[b]Liane Moriarty
Everyone had another sort of life up their sleeve that might have made them happy.[/b]
He wondered: what happened to mine?
She’d never really believed in it before. Then, as she hit her late thirties, her body said, OK, you don’t believe in PMS? I’ll show you PMS. Get a load of this, bitch. Now, for one day every month, she had to fake everything: her basic humanity, her love for her children, her love for Ed. She’d once been appalled to hear of women claiming PMS as a defense for murder. Now she understood. She could happily murder someone today! In fact, she felt like there should be some sort of recognition for her remarkable strength of character that she didn’t.
Of course most men still don’t believe in it.
Was there anything better than to be wanted? Was that all anyone really needed?

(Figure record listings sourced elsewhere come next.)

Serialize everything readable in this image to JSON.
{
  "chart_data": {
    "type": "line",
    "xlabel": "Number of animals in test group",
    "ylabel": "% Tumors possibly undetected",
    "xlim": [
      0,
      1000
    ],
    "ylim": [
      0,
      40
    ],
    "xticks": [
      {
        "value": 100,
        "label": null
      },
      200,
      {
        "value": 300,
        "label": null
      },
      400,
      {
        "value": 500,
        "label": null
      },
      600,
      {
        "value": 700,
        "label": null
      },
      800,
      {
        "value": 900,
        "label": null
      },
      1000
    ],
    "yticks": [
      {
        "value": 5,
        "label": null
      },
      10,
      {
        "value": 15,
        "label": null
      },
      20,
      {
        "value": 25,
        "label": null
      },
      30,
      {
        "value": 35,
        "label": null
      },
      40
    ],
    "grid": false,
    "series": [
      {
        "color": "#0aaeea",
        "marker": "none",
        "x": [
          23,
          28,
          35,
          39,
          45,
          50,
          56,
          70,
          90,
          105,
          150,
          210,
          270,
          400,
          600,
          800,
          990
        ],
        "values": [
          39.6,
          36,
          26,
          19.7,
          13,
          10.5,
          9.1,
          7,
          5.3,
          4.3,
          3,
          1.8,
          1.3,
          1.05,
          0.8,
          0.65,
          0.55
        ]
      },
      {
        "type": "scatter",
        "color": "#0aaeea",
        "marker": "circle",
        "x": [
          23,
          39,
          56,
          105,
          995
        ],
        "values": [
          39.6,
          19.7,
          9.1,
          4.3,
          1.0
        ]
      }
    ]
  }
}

For some sure, that’s all they need. For others though [like me] it’s to be left alone.
That’s what’s so embarrassing about all this. Each time I sobbed for a lost baby, it was like sobbing over the end of a relationship when I’d never even gone out with the guy. My babies weren’t babies. They were just microscopic clusters of cells that weren’t ever going to be anything else. they were just my own desperate hopes. Dream babies. And people have to give up on dreams.
Rationalizations. There must be trillions and trillions of them by now.
The suffragettes didn’t starve themselves for the vote, so that you girls could starve yourselves for a man.
Do girls still do that?
The words “I’m sorry” felt like an insult. You said “I’m sorry” when you bumped against someone’s supermarket [cart]. There need to be bigger words.
On the other hand, nowadays you’re lucky to get any reaction at all.